I've written many times here about these peaceful lakes so close to the downtown skyline, but I don't think I will ever stop marveling at them.

Onward with the rest of the weekend!

Friday, June 13, 2014

Glowing lupines

Near Lake Nokomis, before Tuesday night's softball game:

Happy Friday to you!

Thursday, June 12, 2014

James J. Hill House tour

Earlier this year, I bought a Minnesota Historical Society membership. I've had wonderful experiences with the organization's museums (including the Mill City Museum and Minnesota History Center) as well as the Summit Avenue neighborhood tour and the F. Scott Fitzgerald-themed walking tour, and I'm excited to support its great work and learn more about history, locally and statewide.

Last week, I visited St. Paul's James J. Hill House for the first time!

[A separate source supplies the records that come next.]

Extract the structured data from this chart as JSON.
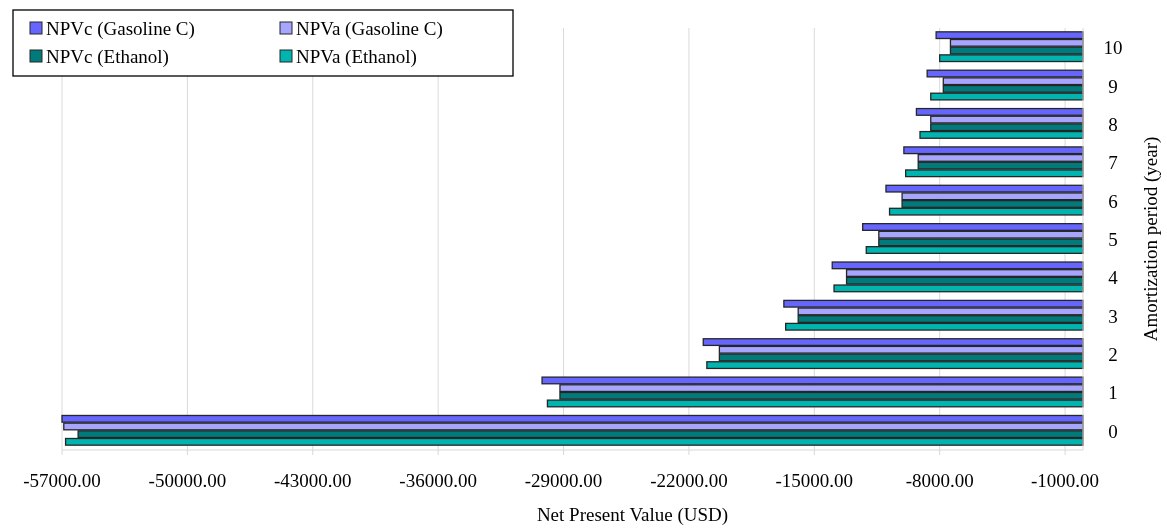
{
  "chart_data": {
    "type": "bar",
    "orientation": "horizontal",
    "xlabel": "Net Present Value (USD)",
    "ylabel": "Amortization period (year)",
    "categories": [
      "10",
      "9",
      "8",
      "7",
      "6",
      "5",
      "4",
      "3",
      "2",
      "1",
      "0"
    ],
    "series": [
      {
        "name": "NPVc (Gasoline C)",
        "color": "#6666ff",
        "values": [
          -8200,
          -8700,
          -9300,
          -10000,
          -11000,
          -12300,
          -14000,
          -16700,
          -21200,
          -30200,
          -57000
        ]
      },
      {
        "name": "NPVa (Gasoline C)",
        "color": "#a6a6ff",
        "values": [
          -7400,
          -7800,
          -8500,
          -9200,
          -10100,
          -11400,
          -13200,
          -15900,
          -20300,
          -29200,
          -56900
        ]
      },
      {
        "name": "NPVc (Ethanol)",
        "color": "#007a7a",
        "values": [
          -7400,
          -7800,
          -8500,
          -9200,
          -10100,
          -11400,
          -13200,
          -15900,
          -20300,
          -29200,
          -56100
        ]
      },
      {
        "name": "NPVa (Ethanol)",
        "color": "#00b5b0",
        "values": [
          -8000,
          -8500,
          -9100,
          -9900,
          -10800,
          -12100,
          -13900,
          -16600,
          -21000,
          -29900,
          -56800
        ]
      }
    ],
    "xlim": [
      -57000,
      0
    ],
    "xticks": [
      {
        "value": -57000,
        "label": "-57000.00"
      },
      {
        "value": -50000,
        "label": "-50000.00"
      },
      {
        "value": -43000,
        "label": "-43000.00"
      },
      {
        "value": -36000,
        "label": "-36000.00"
      },
      {
        "value": -29000,
        "label": "-29000.00"
      },
      {
        "value": -22000,
        "label": "-22000.00"
      },
      {
        "value": -15000,
        "label": "-15000.00"
      },
      {
        "value": -8000,
        "label": "-8000.00"
      },
      {
        "value": -1000,
        "label": "-1000.00"
      }
    ],
    "grid": "x",
    "legend": "top left"
  }
}
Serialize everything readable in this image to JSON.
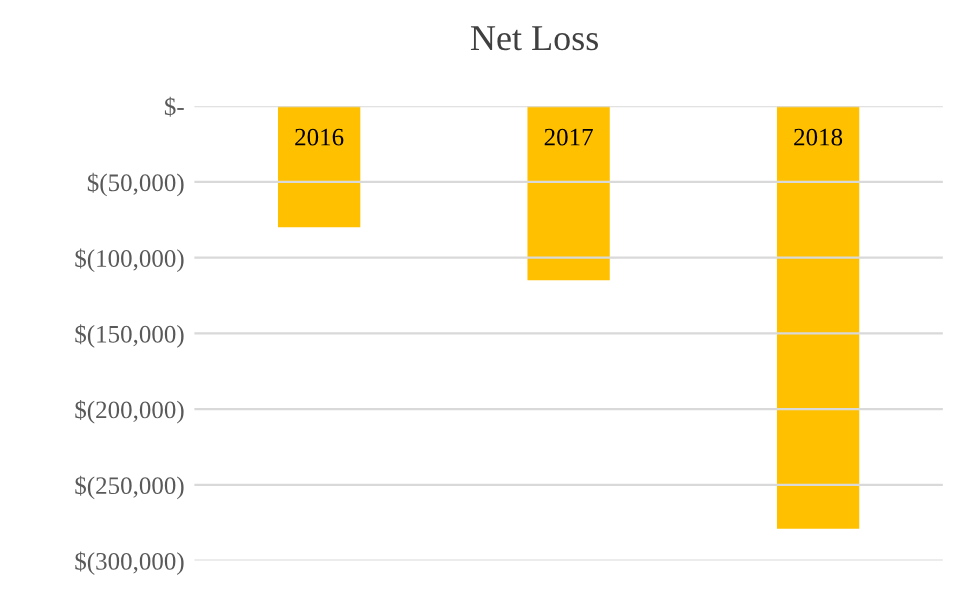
{
  "chart_data": {
    "type": "bar",
    "title": "Net Loss",
    "categories": [
      "2016",
      "2017",
      "2018"
    ],
    "values": [
      -80000,
      -115000,
      -279000
    ],
    "color": "#ffc000",
    "ylim": [
      -300000,
      0
    ],
    "yticks": [
      {
        "value": 0,
        "label": "$-"
      },
      {
        "value": -50000,
        "label": "$(50,000)"
      },
      {
        "value": -100000,
        "label": "$(100,000)"
      },
      {
        "value": -150000,
        "label": "$(150,000)"
      },
      {
        "value": -200000,
        "label": "$(200,000)"
      },
      {
        "value": -250000,
        "label": "$(250,000)"
      },
      {
        "value": -300000,
        "label": "$(300,000)"
      }
    ],
    "grid": "y"
  }
}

James J. Hill was a railroad magnate who built the Great Northern Railway that connected St. Paul to Seattle in 1893. His mansion was finished in 1891, and he lived there with his wife and most of his 10 children. I'm learning more about houses (thanks to lots of HGTV) and one detail that floored me was that this home is not 5,000 square feet or 10,000 square feet, but 36,000 square feet. The tour guide—who also led the Fitzgerald tour I took!—did a delightful job of blending architectural details with stories about how the family used each space. The 75-minute tour surveyed all three floors plus the basement, though there are additional tours that take different angles (such as the Nooks and Crannies tour offered in the summers, which sounds great). Our group of six or seven also paused toward the end for a short video, played in the Hill boys' schoolroom, that provided some context about James J. Hill's work.

I didn't expect this, but knowing I could (and likely will) drop by sometime soon for another tour left me feeling more relaxed. Instead of trying to absorb every tidbit our tour guide told us, I'd think more about a story she had mentioned, imagine the house back in the 1890s, and notice more details that piqued my interest.

And, oh, the details were plentiful:

The end of the tour brought our group to one of the mansion's several porches. I have a soft spot in my heart for porches and I liked wrapping up the tour by visiting one of them.

If you can't already tell, I enjoyed the James J. Hill House tour greatly and highly recommend it. I loved learning some of the stories and history behind a Summit Avenue landmark I've passed by so many times.

Tuesday, June 10, 2014

On the water

In Minnesota, there are a lot of lakes. (Nearly 12,000!) Because of my running routes, I spend my fair share of time near some of the Twin Cities' prettiest lakes. But there's something especially wonderful about being on a lake up north, especially during the first few weeks of spring and summer. Over the weekend, I spent time with my family near two of the state's lakes: a small lake adjacent to the campground as well as nearby Mille Lacs Lake, Minnesota's second largest lake.

A visit to the dock

On Saturday afternoon, a few of us took a stroll over to the smaller lake. The rainclouds had cleared out completely by the time we made our way over to the dock, and it was so peaceful in the warm sun that I think we all could have napped there. (I think my sister did, actually.)

In the evening

Later that night, my mom and sister and I circled back to the water. The water was more still and I loved the reflections.

In the morning

I don't often see lakes in the early morning light, so as soon as the sunlight woke me up on Sunday morning, I trotted back to the lake. I was so glad I did. The overnight low temperature had dipped down to 44 degrees, and there was steam coming off the water.

To the big lake

On Sunday morning, my dad took most of us over to Mille Lacs for a short boat ride (Josh and Wish stayed back). I haven't been on the big lake in many years, and it was a treat to be out on the lake with my dad, who fishes there often. There were only a few boaters nearby, though the boat launch picked up after we returned.

The weather (and water) was just cool enough to keep me from jumping into either lake, but I'm putting that goal in writing right now to make sure I do that sometime this season, too.